Les règles de gouvernance d’entreprise ne sont pas contenues dans des textes législatifs ou réglementaires, mais seulement dans des Codes élaborés par les organes représentatifs des entreprises en étroite collaboration avec les acteurs du marché.

La diffusion des principes de corporate governance est allée de pair avec la promotion de l’autorégulation et la capacité d’innovation de l’entreprise sur le marché.

Ces principes – dont l’objectif est d’encadrer l’action des dirigeants et de s’assurer qu’ils servent au mieux les intérêts de la société et de ses actionnaires – se sont largement développés dans le monde des affaires anglo-américain à partir des années 1990.

Le premier Code de gouvernance d’entreprise a été adopté au Royaume-Uni, en 1992, par la commission Cadbury comprenant la bourse de Londres et les professionnels de l’audit, en réaction aux scandales financiers et aux pressions exercées par les investisseurs institutionnels.

Le Code of Best Practice s’adresse aux sociétés cotées britanniques et son application est volontaire. Il recommande notamment au conseil d’administration de se réunir régulièrement, d’assurer le contrôle effectif de la société et de surveiller la gestion menée par l’équipe de direction.

Aux Etats-Unis, l’American Law Institut (ALI) a publié, en 1993, les Principles of Corporate Governance qui définissent, de façon très claire, la mission qui doit remplir le conseil d’administration en précisant que cet organe doit : « choisir et évaluer régulièrement les principaux dirigeants, fixer leur rémunération et au besoin les remplacer, superviser la conduite des affaires de la société pour juger si elle est bien gérée, examiner et approuver les objectifs financiers de la société ainsi que les principaux projets et plans d’affaires… ».

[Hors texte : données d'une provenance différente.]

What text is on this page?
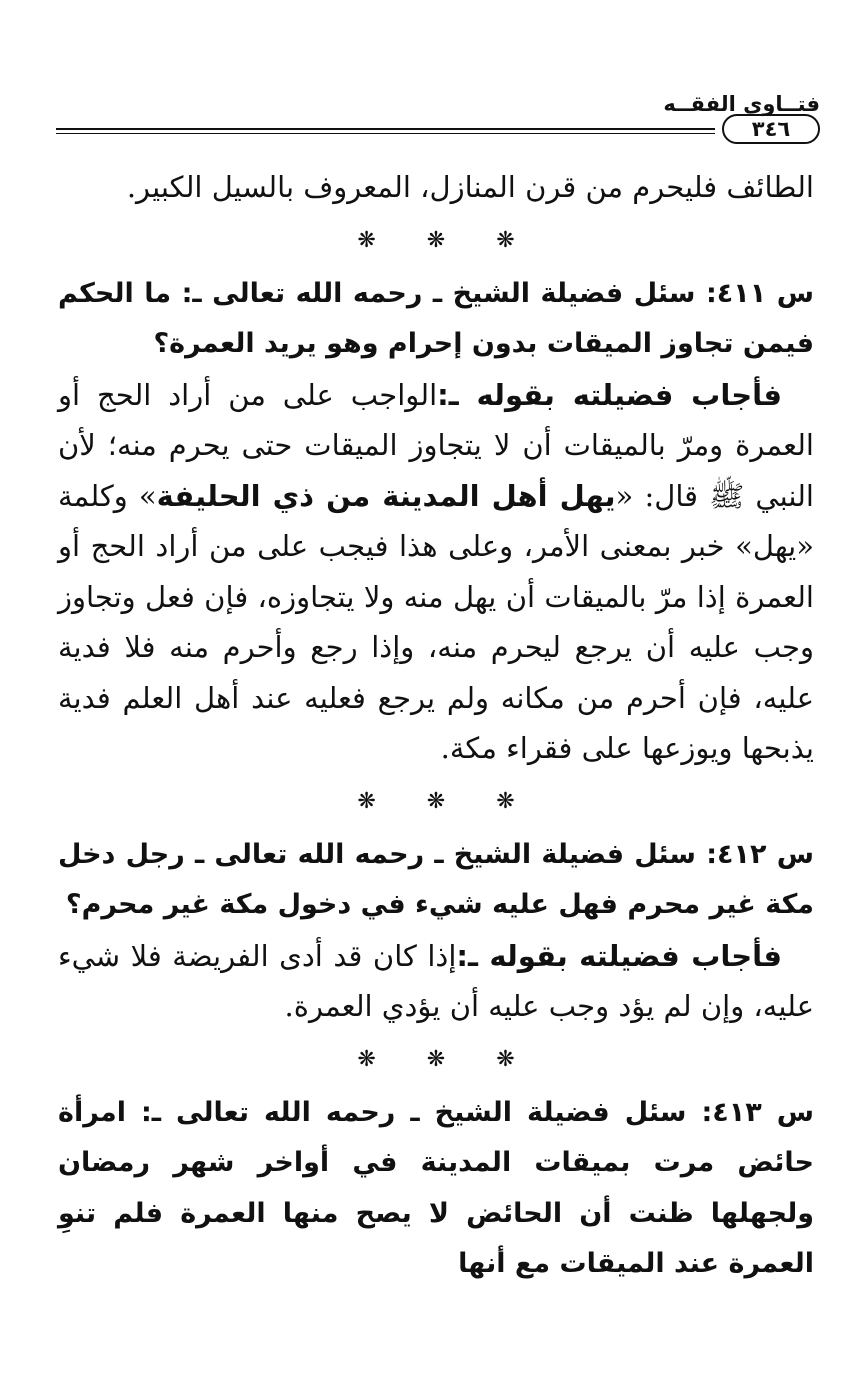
فتــاوى الفقــه
٣٤٦

الطائف فليحرم من قرن المنازل، المعروف بالسيل الكبير.

❋ ❋ ❋

س ٤١١: سئل فضيلة الشيخ ـ رحمه الله تعالى ـ: ما الحكم فيمن تجاوز الميقات بدون إحرام وهو يريد العمرة؟

فأجاب فضيلته بقوله ـ:الواجب على من أراد الحج أو العمرة ومرّ بالميقات أن لا يتجاوز الميقات حتى يحرم منه؛ لأن النبي ﷺ قال: «يهل أهل المدينة من ذي الحليفة» وكلمة «يهل» خبر بمعنى الأمر، وعلى هذا فيجب على من أراد الحج أو العمرة إذا مرّ بالميقات أن يهل منه ولا يتجاوزه، فإن فعل وتجاوز وجب عليه أن يرجع ليحرم منه، وإذا رجع وأحرم منه فلا فدية عليه، فإن أحرم من مكانه ولم يرجع فعليه عند أهل العلم فدية يذبحها ويوزعها على فقراء مكة.

❋ ❋ ❋

س ٤١٢: سئل فضيلة الشيخ ـ رحمه الله تعالى ـ رجل دخل مكة غير محرم فهل عليه شيء في دخول مكة غير محرم؟

فأجاب فضيلته بقوله ـ:إذا كان قد أدى الفريضة فلا شيء عليه، وإن لم يؤد وجب عليه أن يؤدي العمرة.

❋ ❋ ❋

س ٤١٣: سئل فضيلة الشيخ ـ رحمه الله تعالى ـ: امرأة حائض مرت بميقات المدينة في أواخر شهر رمضان ولجهلها ظنت أن الحائض لا يصح منها العمرة فلم تنوِ العمرة عند الميقات مع أنها
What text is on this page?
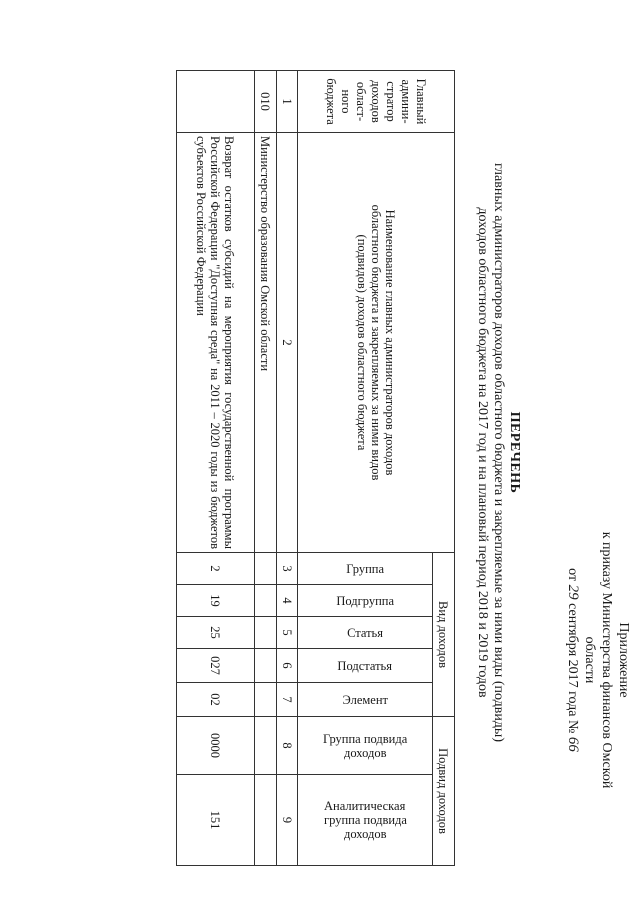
Приложение
к приказу Министерства финансов Омской области
от 29 сентября 2017 года № 66
ПЕРЕЧЕНЬ
главных администраторов доходов областного бюджета и закрепляемые за ними виды (подвиды)
доходов областного бюджета на 2017 год и на плановый период 2018 и 2019 годов
Главный админи-стратор доходов област-ного бюджета	Наименование главных администраторов доходов областного бюджета и закрепляемых за ними видов (подвидов) доходов областного бюджета	Вид доходов					Подвид доходов	

		Группа	Подгруппа	Статья	Подстатья	Элемент	Группа подвида доходов	Аналитическая группа подвида доходов

1	2	3	4	5	6	7	8	9
010	Министерство образования Омской области							
	Возврат остатков субсидий на мероприятия государственной программы Российской Федерации "Доступная среда" на 2011 – 2020 годы из бюджетов субъектов Российской Федерации	2	19	25	027	02	0000	151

Contrairement à de nombreux Codes de gouvernement d’entreprise de l’Union européenne et d’autres régions du monde qui appellent à l’adoption volontaire de leurs recommandations de fond ou à « l’application et à l’explication » des exigences de transparence, les règles de gouvernement d’entreprise aux États-Unis sont généralement obligatoires.

Inspirés des initiatives et propositions anglo-américaines, les principes de gouvernance d’entreprise se sont imposés comme une référence à l’échelon international et européen grâce surtout à l’approbation, en 1999, des Principes de gouvernance d’entreprise de l’OCDE et à l’action menée par l’Union européenne.  Celle-ci a notamment encouragé la coordination et la convergence entre les pays membres sur un certain nombre de principes permettant ainsi de faire évaluer les pratiques de gouvernance et d’améliorer le niveau d’information des investisseurs.

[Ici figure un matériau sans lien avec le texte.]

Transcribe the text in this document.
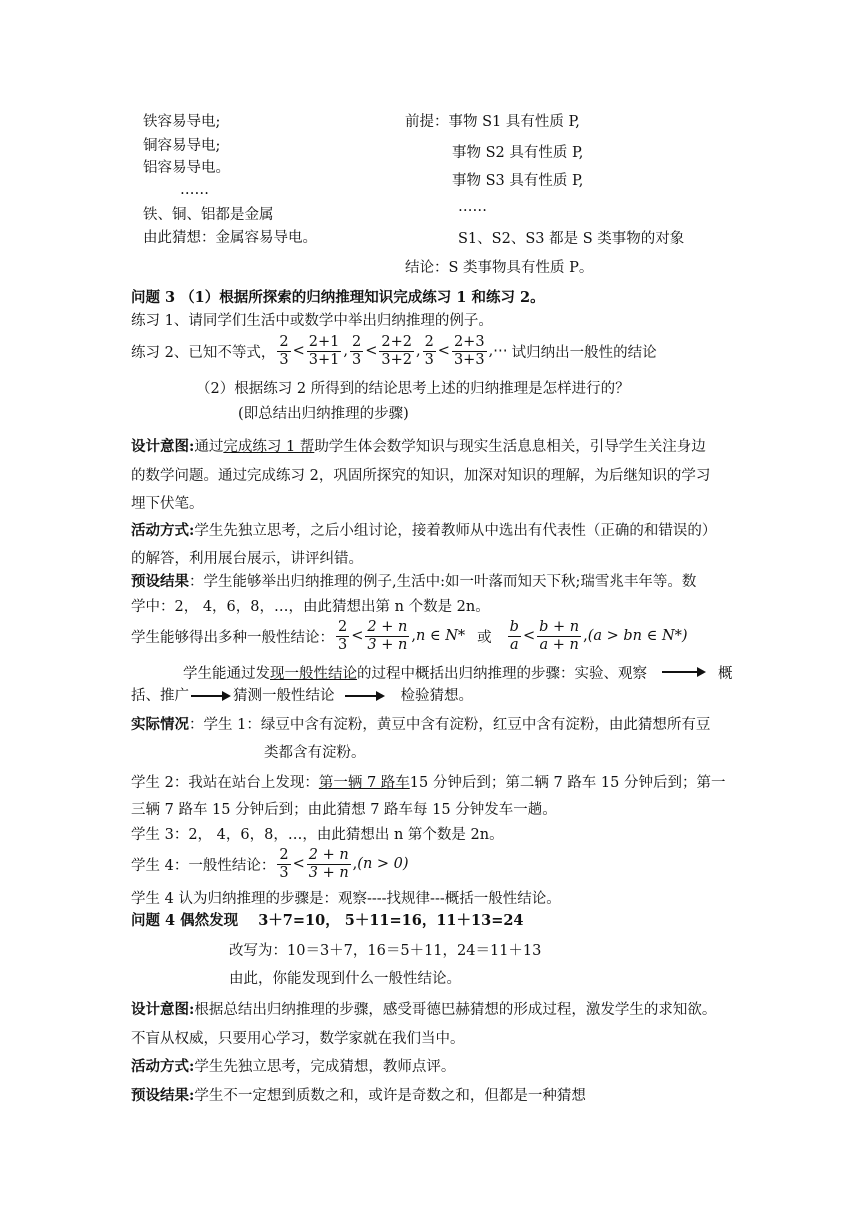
铁容易导电;
铜容易导电;
铝容易导电。
……
铁、铜、铝都是金属
由此猜想：金属容易导电。
前提：事物 S1 具有性质 P,
事物 S2 具有性质 P,
事物 S3 具有性质 P,
……
S1、S2、S3 都是 S 类事物的对象
结论：S 类事物具有性质 P。
问题 3 （1）根据所探索的归纳推理知识完成练习 1 和练习 2。
练习 1、请同学们生活中或数学中举出归纳推理的例子。
练习 2、已知不等式，
2
3
<
2+1
3+1
,
2
3
<
2+2
3+2
,
2
3
<
2+3
3+3
, ⋯ 试归纳出一般性的结论
（2）根据练习 2 所得到的结论思考上述的归纳推理是怎样进行的？
(即总结出归纳推理的步骤)
设计意图:通过完成练习 1 帮助学生体会数学知识与现实生活息息相关，引导学生关注身边
的数学问题。通过完成练习 2，巩固所探究的知识，加深对知识的理解，为后继知识的学习
埋下伏笔。
活动方式:学生先独立思考，之后小组讨论，接着教师从中选出有代表性（正确的和错误的）
的解答，利用展台展示，讲评纠错。
预设结果：学生能够举出归纳推理的例子,生活中:如一叶落而知天下秋;瑞雪兆丰年等。数
学中：2， 4，6，8，…，由此猜想出第 n 个数是 2n。
学生能够得出多种一般性结论：
2
3
<
2 + n
3 + n
, n ∈ N* 或
b
a
<
b + n
a + n
, (a > bn ∈ N*)
学生能通过发现一般性结论的过程中概括出归纳推理的步骤：实验、观察	概
括、推广	猜测一般性结论	检验猜想。
实际情况：学生 1：绿豆中含有淀粉，黄豆中含有淀粉，红豆中含有淀粉，由此猜想所有豆
类都含有淀粉。
学生 2：我站在站台上发现：第一辆 7 路车15 分钟后到；第二辆 7 路车 15 分钟后到；第一
三辆 7 路车 15 分钟后到；由此猜想 7 路车每 15 分钟发车一趟。
学生 3：2， 4，6，8，…，由此猜想出 n 第个数是 2n。
学生 4：一般性结论：
2
3
<
2 + n
3 + n
, (n > 0)
学生 4 认为归纳推理的步骤是：观察----找规律---概括一般性结论。
问题 4 偶然发现 3＋7=10， 5＋11=16，11＋13=24
改写为：10＝3＋7，16＝5＋11，24＝11＋13
由此，你能发现到什么一般性结论。
设计意图:根据总结出归纳推理的步骤，感受哥德巴赫猜想的形成过程，激发学生的求知欲。
不盲从权威，只要用心学习，数学家就在我们当中。
活动方式:学生先独立思考，完成猜想，教师点评。
预设结果:学生不一定想到质数之和，或许是奇数之和，但都是一种猜想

La bonne gouvernance promue par ces organisations s’est traduite par la définition d’orientations précises et par l’adoption de Codes de gouvernance d’entreprise. En constante évolution, ces Codes ont proposé de nouveaux moyens et des standards communs, sans qu’il soit besoin de lois.

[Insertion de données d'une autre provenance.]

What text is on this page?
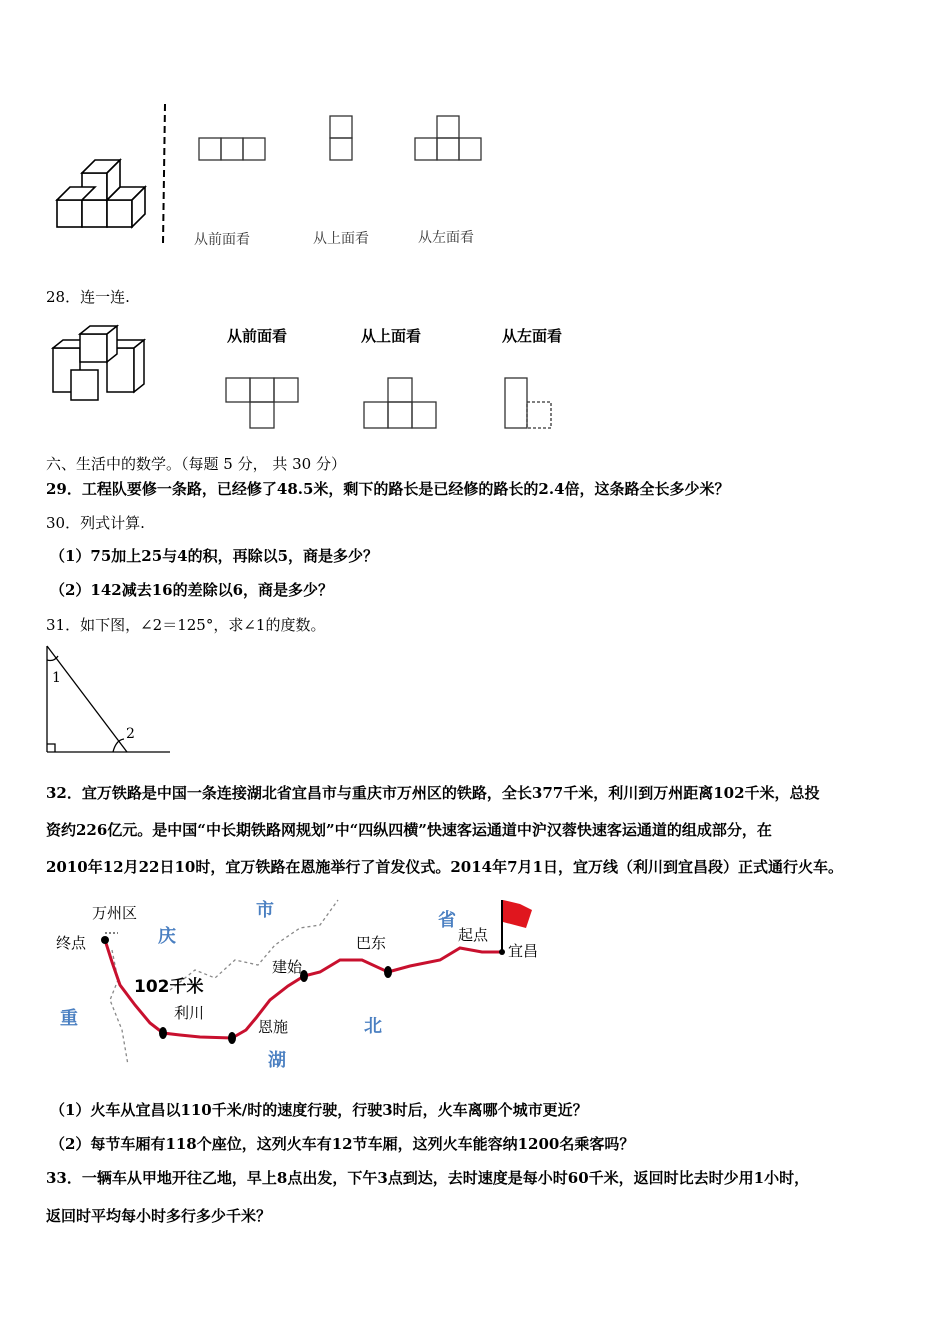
从前面看	从上面看	从左面看
28．连一连.
从前面看	从上面看	从左面看
六、生活中的数学。（每题 5 分， 共 30 分）
29．工程队要修一条路，已经修了48.5米，剩下的路长是已经修的路长的2.4倍，这条路全长多少米？
30．列式计算.
（1）75加上25与4的积，再除以5，商是多少？
（2）142减去16的差除以6，商是多少？
31．如下图，∠2＝125°，求∠1的度数。
1
2
32．宜万铁路是中国一条连接湖北省宜昌市与重庆市万州区的铁路，全长377千米，利川到万州距离102千米，总投
资约226亿元。是中国“中长期铁路网规划”中“四纵四横”快速客运通道中沪汉蓉快速客运通道的组成部分，在
2010年12月22日10时，宜万铁路在恩施举行了首发仪式。2014年7月1日，宜万线（利川到宜昌段）正式通行火车。
庆
市	省
重
湖
北
万州区
终点
102千米
利川
恩施
建始
巴东	起点
宜昌
（1）火车从宜昌以110千米/时的速度行驶，行驶3时后，火车离哪个城市更近？
（2）每节车厢有118个座位，这列火车有12节车厢，这列火车能容纳1200名乘客吗？
33．一辆车从甲地开往乙地，早上8点出发，下午3点到达，去时速度是每小时60千米，返回时比去时少用1小时，
返回时平均每小时多行多少千米？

Leur objectif est de rétablir ou de renforcer la confiance des investisseurs gravement affaiblie par les scandales économiques et financiers, qui en France (Vivendi-Universal) comme en Italie (Cirio et Parmalat) ont mis en évidence l’inefficacité du cadre juridique et réglementaire et l’existence de graves manquements et dysfonctionnements dans la gouvernance des sociétés cotées des deux pays.

Les Codes de corporate governance appliqués, en France et en Italie, abordent les thèmes structurants du gouvernement d’entreprise, même si l’histoire et les traditions juridiques et culturelles propres à chaque pays se traduisent par des approches différenciées sur ces thèmes, notamment sur la séparation des pouvoirs entre le directeur général et le président du conseil.

L’application de ces Codes de gouvernance d’entreprise est à ce jour faite sur base volontaire. Cependant les sociétés cotées ne s’y référant pas ont l’obligation d’expliquer pourquoi elles n’appliquent pas certaines recommandations. Il s’agit là de l’adaptation, en droit français et italien, du principe anglo-américain « comply-or-explain » (appliquer ou expliquer).

Autre particularité, ces Codes sont régulièrement mis à jour après avis des pouvoirs publics, des associations des actionnaires, des investisseurs institutionnels, des agences de conseil en vote et d’autres acteurs du marché.

Le Code Afep-Medef en France

L’approche de la France sur l’élaboration du Code de gouvernance d’entreprise est sensiblement différente de celle appliquée par d’autres pays membres de l’Union européenne. L’AMF dans une étude publiée en 2016 a mis en évidence que la France est :

  • Le seul pays en Europe où la rédaction du Code de gouvernance d’entreprise est assurée uniquement par des associations représentant les émetteurs que sont l’AFEP et le MEDEF. Ce Code est majoritairement utilisé par les sociétés du CAC 40.
  • Un des seuls pays où la modification du Code n’est pas soumise à une consultation publique préalable sur le site internet de l’entité en charge de la rédaction du Code.
  • Le seul pays, avec le Royaume-Uni, à avoir réalisé des aménagements pour les entreprises petites et moyennes (PME), en créant un Code adapté à ces entreprises. Il s’agit du Code MiddleNext élaboré par l’association du même nom.
  • Le seul pays où le régulateur publie chaque année un rapport d’évaluation précis comportant des citations individuelles des bonnes et des mauvaises pratiques[1].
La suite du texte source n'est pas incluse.